Cuando Ciryl eludía las
conversaciones, daba la impresión de desconocer los temas que yo le planteaba, o de desviar intencionalmente las charlar para evitar responder sobre determinados asuntos.

La mayoría de las veces se volvía impenetrable, le molestaba que le preguntara sobre su vida sentimental
o personal. 

Nunca habló de su familia, aunque presumí, entre comentario y comentario, una posible separación de sus padres.

Mi amistad con Ciryl duró casi cuatro meses. 

Una tarde, llegó apresurado, a comunicarme una importante
noticia.

-Enrique, la casa matriz me ha llamado. Debo irme cuanto antes. Posiblemente me envíen a otro país del
sur.-

Sorprendido, no solté palabra alguna. 

Nos abrazamos fuertemente. La emoción me embargó. Por primera vez sus ojos expresaron un sentimiento. 

Sin pensarlo dos veces, le entregué la dirección de mi madre, si por alguna casualidad lo enviaban a Colombia. 

Allí encontraría un hogar, calor de familia, y mucho cariño.

Ciryl me agradeció. 

El día de su partida se comunicó conmigo, le ofrecí llevarlo al aeropuerto.

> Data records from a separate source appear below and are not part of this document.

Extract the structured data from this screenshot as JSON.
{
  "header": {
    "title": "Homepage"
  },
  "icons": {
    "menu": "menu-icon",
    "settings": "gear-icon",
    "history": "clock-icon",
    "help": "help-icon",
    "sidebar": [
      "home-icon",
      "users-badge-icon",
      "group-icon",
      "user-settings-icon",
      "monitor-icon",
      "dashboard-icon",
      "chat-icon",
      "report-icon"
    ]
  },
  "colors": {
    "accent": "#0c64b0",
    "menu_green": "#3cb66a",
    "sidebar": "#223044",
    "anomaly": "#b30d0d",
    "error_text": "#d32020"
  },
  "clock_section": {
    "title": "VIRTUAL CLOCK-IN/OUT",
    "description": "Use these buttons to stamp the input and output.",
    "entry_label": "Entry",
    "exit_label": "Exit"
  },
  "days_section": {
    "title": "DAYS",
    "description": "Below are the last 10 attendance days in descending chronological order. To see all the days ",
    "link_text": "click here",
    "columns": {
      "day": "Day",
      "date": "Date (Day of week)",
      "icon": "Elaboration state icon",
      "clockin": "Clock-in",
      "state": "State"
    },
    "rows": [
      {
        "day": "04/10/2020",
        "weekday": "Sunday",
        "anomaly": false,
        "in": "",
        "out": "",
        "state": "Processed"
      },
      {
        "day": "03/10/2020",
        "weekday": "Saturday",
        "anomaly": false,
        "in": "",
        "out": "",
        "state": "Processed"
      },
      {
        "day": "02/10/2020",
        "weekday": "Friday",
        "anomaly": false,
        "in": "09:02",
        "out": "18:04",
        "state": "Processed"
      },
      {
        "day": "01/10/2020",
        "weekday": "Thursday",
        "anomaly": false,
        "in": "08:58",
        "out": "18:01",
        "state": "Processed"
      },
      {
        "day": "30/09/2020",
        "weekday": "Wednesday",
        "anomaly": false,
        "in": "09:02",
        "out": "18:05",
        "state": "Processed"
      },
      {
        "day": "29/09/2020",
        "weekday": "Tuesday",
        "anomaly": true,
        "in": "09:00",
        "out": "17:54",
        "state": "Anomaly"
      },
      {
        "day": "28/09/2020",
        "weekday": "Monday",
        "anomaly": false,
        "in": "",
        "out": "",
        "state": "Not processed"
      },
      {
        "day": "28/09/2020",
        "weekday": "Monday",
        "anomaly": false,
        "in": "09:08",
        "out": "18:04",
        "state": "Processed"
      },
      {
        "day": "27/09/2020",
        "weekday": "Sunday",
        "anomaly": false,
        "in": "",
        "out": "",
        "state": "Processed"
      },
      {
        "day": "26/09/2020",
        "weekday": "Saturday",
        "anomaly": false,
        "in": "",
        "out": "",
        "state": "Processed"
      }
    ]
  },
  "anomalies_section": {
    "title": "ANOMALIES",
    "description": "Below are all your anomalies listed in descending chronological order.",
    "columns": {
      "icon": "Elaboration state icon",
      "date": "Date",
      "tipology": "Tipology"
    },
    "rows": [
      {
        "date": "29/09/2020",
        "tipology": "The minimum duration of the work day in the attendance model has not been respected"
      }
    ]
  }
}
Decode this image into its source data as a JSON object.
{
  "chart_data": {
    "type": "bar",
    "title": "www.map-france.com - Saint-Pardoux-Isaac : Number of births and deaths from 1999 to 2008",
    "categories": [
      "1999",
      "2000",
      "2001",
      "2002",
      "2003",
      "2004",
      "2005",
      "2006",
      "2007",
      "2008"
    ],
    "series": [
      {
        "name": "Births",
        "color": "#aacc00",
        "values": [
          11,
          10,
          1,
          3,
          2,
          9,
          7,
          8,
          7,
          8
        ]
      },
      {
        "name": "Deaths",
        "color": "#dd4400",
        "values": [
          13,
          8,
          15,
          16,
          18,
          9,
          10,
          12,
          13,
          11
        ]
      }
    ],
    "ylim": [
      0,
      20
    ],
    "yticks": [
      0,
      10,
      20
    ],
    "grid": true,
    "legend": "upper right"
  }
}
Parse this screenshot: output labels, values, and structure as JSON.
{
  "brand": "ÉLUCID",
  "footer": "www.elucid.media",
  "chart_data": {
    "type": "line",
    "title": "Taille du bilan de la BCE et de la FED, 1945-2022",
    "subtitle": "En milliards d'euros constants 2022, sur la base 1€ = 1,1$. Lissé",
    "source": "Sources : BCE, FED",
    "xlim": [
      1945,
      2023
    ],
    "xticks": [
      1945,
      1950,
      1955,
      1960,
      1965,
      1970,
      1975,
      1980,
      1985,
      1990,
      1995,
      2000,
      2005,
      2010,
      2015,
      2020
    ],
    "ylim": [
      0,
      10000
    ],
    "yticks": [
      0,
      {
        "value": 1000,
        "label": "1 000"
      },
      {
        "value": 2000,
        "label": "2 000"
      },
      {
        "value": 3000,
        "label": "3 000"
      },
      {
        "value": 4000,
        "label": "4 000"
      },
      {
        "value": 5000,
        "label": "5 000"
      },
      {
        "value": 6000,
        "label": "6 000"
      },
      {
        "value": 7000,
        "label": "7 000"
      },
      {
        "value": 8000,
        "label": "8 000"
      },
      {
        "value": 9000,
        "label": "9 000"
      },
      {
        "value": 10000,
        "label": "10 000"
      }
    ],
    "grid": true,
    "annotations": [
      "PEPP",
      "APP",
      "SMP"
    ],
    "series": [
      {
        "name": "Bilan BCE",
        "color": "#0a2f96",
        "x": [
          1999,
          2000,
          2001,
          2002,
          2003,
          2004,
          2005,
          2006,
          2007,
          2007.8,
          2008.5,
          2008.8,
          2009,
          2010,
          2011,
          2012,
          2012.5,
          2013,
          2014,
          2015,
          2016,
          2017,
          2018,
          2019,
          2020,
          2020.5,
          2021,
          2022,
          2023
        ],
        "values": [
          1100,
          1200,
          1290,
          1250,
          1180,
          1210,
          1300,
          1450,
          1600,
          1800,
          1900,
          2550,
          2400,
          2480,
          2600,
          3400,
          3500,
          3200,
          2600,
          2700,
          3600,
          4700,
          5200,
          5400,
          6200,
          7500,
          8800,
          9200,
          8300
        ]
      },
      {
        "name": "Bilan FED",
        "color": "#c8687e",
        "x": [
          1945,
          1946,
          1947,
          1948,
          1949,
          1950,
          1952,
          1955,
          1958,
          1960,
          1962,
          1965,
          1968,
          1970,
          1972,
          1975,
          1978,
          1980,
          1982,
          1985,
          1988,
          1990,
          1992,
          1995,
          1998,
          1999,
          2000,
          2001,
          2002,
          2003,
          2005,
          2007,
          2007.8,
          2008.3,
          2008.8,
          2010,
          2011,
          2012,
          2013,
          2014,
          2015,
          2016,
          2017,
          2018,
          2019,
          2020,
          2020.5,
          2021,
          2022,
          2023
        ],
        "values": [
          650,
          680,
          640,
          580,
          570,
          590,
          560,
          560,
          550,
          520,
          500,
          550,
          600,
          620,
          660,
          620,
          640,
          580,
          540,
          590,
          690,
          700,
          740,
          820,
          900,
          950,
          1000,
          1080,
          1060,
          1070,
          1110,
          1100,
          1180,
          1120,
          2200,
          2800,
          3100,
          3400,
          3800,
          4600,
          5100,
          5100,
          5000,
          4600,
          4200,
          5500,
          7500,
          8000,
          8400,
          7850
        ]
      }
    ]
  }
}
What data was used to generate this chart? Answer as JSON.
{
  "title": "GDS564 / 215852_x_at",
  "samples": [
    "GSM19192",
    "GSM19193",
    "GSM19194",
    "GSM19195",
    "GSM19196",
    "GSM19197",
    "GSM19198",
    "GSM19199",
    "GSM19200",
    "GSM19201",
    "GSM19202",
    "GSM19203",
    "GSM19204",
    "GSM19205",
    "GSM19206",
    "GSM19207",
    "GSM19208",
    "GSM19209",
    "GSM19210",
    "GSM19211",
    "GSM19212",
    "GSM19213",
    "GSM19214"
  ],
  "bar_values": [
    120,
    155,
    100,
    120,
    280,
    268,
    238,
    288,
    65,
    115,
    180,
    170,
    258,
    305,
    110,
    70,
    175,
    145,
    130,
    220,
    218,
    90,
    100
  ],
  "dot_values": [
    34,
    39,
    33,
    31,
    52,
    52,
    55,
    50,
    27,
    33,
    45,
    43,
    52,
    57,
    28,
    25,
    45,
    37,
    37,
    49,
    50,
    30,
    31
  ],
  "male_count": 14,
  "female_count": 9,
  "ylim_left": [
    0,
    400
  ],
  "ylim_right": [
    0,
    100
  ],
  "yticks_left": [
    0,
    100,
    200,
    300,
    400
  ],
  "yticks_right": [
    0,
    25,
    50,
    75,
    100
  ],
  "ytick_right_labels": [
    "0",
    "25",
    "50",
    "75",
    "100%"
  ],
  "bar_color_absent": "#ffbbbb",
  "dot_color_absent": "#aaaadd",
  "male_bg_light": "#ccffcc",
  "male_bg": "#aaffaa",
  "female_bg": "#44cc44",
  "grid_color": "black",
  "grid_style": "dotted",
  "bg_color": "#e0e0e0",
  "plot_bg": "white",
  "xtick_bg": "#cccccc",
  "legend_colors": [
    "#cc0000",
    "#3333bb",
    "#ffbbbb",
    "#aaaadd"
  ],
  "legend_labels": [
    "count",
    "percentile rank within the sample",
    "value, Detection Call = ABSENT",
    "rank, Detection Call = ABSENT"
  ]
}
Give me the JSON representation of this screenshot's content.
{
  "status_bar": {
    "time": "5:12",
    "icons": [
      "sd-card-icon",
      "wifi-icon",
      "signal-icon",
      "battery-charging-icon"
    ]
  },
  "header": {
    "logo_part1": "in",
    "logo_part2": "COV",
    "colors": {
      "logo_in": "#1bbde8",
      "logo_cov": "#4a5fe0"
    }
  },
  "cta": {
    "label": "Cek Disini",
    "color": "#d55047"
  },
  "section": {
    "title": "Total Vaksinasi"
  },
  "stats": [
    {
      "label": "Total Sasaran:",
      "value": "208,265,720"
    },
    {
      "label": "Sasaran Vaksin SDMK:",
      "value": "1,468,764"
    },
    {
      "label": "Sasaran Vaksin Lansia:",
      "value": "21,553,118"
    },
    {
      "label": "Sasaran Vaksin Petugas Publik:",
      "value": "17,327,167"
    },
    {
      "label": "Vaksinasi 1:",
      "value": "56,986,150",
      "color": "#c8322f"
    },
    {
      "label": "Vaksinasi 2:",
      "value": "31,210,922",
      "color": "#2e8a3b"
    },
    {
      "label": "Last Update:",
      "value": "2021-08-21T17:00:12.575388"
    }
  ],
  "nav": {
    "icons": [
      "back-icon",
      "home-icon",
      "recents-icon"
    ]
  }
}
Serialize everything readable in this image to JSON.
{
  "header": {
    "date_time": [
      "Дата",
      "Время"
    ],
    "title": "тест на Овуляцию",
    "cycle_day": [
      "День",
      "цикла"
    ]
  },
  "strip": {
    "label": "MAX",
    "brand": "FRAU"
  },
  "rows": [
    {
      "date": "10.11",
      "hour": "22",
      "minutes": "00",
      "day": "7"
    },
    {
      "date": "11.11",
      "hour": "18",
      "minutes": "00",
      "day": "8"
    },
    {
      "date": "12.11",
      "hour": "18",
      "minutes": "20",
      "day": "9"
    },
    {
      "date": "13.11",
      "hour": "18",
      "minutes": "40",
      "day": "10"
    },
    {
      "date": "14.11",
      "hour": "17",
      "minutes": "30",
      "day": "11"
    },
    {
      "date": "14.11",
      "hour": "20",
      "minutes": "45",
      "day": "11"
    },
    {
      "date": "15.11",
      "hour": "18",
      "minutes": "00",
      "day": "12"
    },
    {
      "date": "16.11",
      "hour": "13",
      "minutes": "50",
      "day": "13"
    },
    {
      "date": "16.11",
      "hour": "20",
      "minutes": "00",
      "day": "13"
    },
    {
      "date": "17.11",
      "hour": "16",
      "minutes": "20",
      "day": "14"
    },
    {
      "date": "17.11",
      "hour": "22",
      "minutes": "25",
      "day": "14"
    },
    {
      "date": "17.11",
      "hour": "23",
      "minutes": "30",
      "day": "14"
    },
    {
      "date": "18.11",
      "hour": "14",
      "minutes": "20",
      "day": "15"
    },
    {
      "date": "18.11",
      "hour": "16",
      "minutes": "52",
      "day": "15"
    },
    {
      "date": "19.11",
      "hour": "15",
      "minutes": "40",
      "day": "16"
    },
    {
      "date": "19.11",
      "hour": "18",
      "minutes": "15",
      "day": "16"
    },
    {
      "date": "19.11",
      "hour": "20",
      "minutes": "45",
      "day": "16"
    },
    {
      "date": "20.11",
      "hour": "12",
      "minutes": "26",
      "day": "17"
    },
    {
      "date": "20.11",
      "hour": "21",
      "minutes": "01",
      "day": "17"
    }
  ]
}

-No te preocupes Enrique, regresaré a Suiza conjuntamente con mi jefe, yo te escribiré.-

Esas fueron sus últimas palabras. 

Sentí mucho su partida, porque no volví a saber nada de él. 

No me escribió. 

La vida era asi, otro que se marchaba. 

Dejó un grato recuerdo; fue un gran amigo.

Pero las cosas no terminaron allí. 

Algunos años después lo volvería a ver, en circunstancias muy diferentes.

No es posible dejar de mencionar el gran interés mostrado por Ciryl, sobre el contenido de las cartas que
mi madre me escribía con regularidad, semanalmente. 

A él le gustaba que yo se las leyera, y en alguna
oportunidad me hizo repetirle el contenido, en voz alta. 

Ciryl se deleitaba con las palabras de ella, pues me habla sobre el gran sentido del amor, y de permanecer en las más altas reglas de respeto por todos los seres humanos. 

Muchas veces me preguntó si ya me había escrito mi mamá. 
Su interés se asentaba en conocer detenidamente el vínculo, que aparte de ser de madre e hijo, nos unía un gran lazo de amor y cariño, y con
sanos consejos, para obtener en la vida la aceptación de las cosas y las gentes, que no podemos cambiar, ni con religión, ni con enseñanza.

Observaba mucho a Ciryl con su maletín lleno de productos de tocador para caballeros, abriendo un canal de
ventas para su Casa de productos que representaba: lociones, talcos, desodorantes, jabones y cremas de
afeitar. 

Lejos de saber, que ese hermoso maletín y su contenido, eran en realidad productos que no fabricaba
ninguna empresa o laboratorio, sino la excusa para permanecer en la ciudad de Caracas, “vendiendo” un
producto más sofisticado y trascendental, en que yo, y la humanidad entera, y unos seres ajenos a nuestro
mundo, estarían involucrados, para cambiar y ejercer una sutil, pero radiante enseñanza, que cambiaria por
completo, con el devenir , toda la conciencia y patrón conductual de la humanidad terrestre, que puebla éste planeta, llamado Tierra.